= Geoffrey Paxton =

The Reverend Geoffrey J. Paxton has been an ordained minister in the Anglican Church of Australia. He is a graduate of Australian College of Theology and the University of Queensland. He tutored in the history of Christian thought at the University of Queensland, and in Greek and New Testament studies in the Brisbane College of Theology. Paxton traveled extensively in the United States, Britain, South Africa, the Philippines and New Zealand lecturing in Reformation theology. He has also held classes on homiletics (preaching) for over a decade.

== Biography ==
Paxton served as the first resident minister at The Gap Anglican Church in Brisbane, and was principal of the Queensland Bible Institute (now Brisbane School of Theology) in Brisbane, Australia for 7 years. The Maleny Anglican Parish Church bulletin for May 15, 2016 lists a Reverend Geoffrey Paxton as deceased that year; whether this is the same Paxton or not is uncertain.
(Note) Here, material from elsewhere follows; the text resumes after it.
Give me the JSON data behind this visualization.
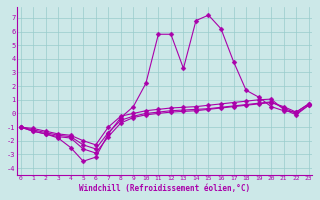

=== Interaction with Adventists ===
Paxton has had significant interaction with the Seventh-day Adventist Church, and a "keen interest" in its theology. This began through his acquaintance with Robert Brinsmead, as both were critical of the charismatic movement. One source described the pair as "anti-Charismatic crusaders" after one meeting. They held public meetings supporting belief in justification by faith alone. Paxton contributed to Brinsmead's Present Truth Magazine.
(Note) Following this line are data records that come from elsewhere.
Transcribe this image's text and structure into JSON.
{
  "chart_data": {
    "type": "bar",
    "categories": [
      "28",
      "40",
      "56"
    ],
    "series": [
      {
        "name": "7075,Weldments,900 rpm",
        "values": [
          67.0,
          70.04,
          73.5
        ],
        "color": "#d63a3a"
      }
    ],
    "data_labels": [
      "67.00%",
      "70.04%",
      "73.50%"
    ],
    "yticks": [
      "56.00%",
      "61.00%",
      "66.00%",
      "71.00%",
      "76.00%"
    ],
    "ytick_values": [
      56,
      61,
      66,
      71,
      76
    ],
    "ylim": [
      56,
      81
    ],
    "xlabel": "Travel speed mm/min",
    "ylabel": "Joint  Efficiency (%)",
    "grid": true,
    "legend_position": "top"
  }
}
He published The Shaking of Adventism in 1977, about the struggle within the Adventist church over what it means to be saved, and also over the nature of Christ. It evaluates the Adventist claim to being heirs of the Protestant Reformation. The title comes from the traditional concept in Adventism of a "shaking" time.

The Adventist magazine Spectrum devoted a special section to the book (see below). Also Adventist Richard Rice affirmed the book's review of past and then-present views of salvation in Adventism as "well informed and generally accurate", yet claims the standard by which Paxton compares Adventist views as "artificial". He says, "Paxton reads more into their claim to be heirs of the Reformation than most Adventists do," and "the Reformers themselves held that justification and sanctification are inseparable."

Paxton lost his job at the Bible school because of his association with Adventists, or as Desmond Ford puts it, "because of his refusal to lay aside his interest in the Adventist 'cult'."